Thursday, March 18, 2004

Haven't written about books for a while... well, haven't written period (funny how quickly I actually got out of the habit of blogging when I didn't have my own computer to do it on). What have I read since last noted?

Currently reading:
Ghoul - Michael Slade
The Time Machine and War of the Worlds - H.G. Wells

On deck:
The DaVinci Code - Dan Brown
Walking on Glass - Iain Banks
Tess of the D'Urbervilles - Thomas Hardy

Just finished:
King Rat - China Mieville
The Wolves of the Calla - Stephen King
Memoirs of a Survivor - Doris Lessing
Weaveworld - Clive Barker
Nineteen Eighty-four - George Orwell
Gravity's Rainbow - Thomas Pynchon
A Clockwork Orange - Anthony Burgess

The way Ghoul is put together is really interesting.

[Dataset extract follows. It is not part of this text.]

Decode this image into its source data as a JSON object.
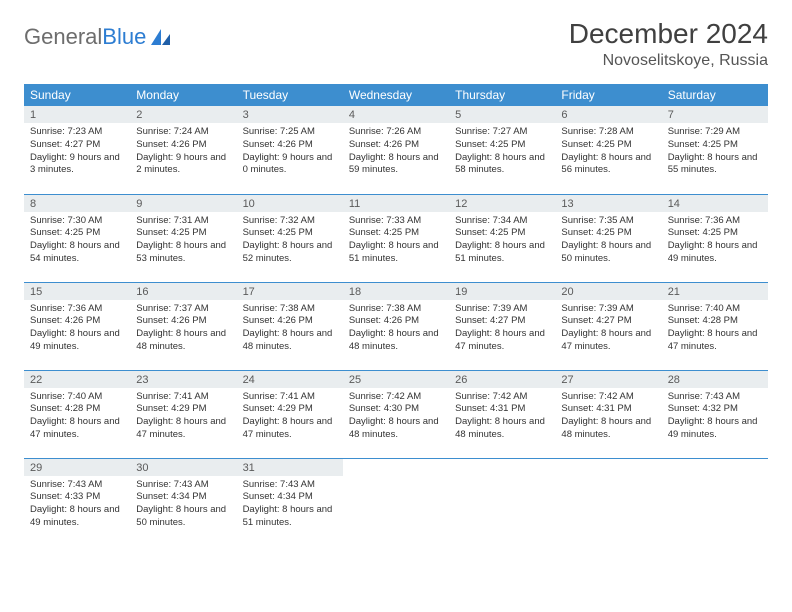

Michael Slade is actually a pseudonym for three Vancouver area lawyers who write detective/horror fiction, which is what this novel's about, obviously. I find myself wondering who wrote what. I mean, how did they collaborate? I can't really detect a difference in writing style from chapter to chapter, so I can only assume they didn't split it up but worked on it all together. I wonder if they all sit in the same room, or if one person starts a chapter then hands it round for changes/additions? I'd love to know.
But what's interesting about the story is the way it moves between Rhode Island (mostly Providence - which I finally visited when I went to an Oscar party that was held out there - but also Newport) and Vancouver and London. I'm impressed that the characters seem to differ according to nationality, and that they speak and act differently - even seem to have different expectations. My only caveat to that would be that the RCMP officer in the Vancouver sequence seems a bit more American than Canadian (and the character grew up in Duck Lake Sask, so he should be very Canadian), but maybe that's a hazard of working in law enforcement... interesting thought.... Anyway, its a fun book. It's almost twenty five years old now, which makes the descriptions of cutting edge UNIX systems etc. quaint echoes of the past, but I'm finding it a good read.

Other stuff? Well, Mieville is just as good in King Rat as he was in Perdido Street Station (which is also on my must-read-again list), in fact, maybe more so since its an earlier book and maybe a little less ambitious than the subsequent one. He's definitely a writer that I want to keep an eye on (along with Neil Gaiman & William Gibson). It's a fairly short & easy read and Mieville doesn't spend an excessive amount of time describing things just because he wants to stretch his literary muscles, unlike Mr. King, who spent most of Wolves describing a lot of minutiae and an even greater amount of time referring back to earlier events in the series (as well as his usual penchant for plugging his own books). Not that I didn't enjoy Wolves, it just took a lot of time to get through the extras to the diagesis.

The Lessing and Pynchon books were harder to get through. I didn't really care for the obscuring of Lessing's book - its difficult at times to tell what's going on in the narrator's head and what's actually happening in the world. Pynchon does the same thing, only most of the characters exhibit some kind of neurosis (which I suppose is reasonable considering they are all involved in the race to build rockets during WWII) so its difficult even when you can tell what's fantasy/neurosis and what's real to understand what's actually happening because each character's view of the world is warped in some really fundamental way.

Burgess and Orwell are of course classic and I'd read each of those books before, but the reread was necessary for the course. The other (usually) horror master Barker wrote a fascinating book when he sat down to write Weaveworld. Its fairly wide ranging, even though the geography is limited, and even when some of the character's motivations are unclear, it still tells a damn interesting story. It would make a fascinating movie. Its not horror at all, more fantasy of the elves-living-among-us type, and both the fantastical characters and the mundane ones are well portrayed.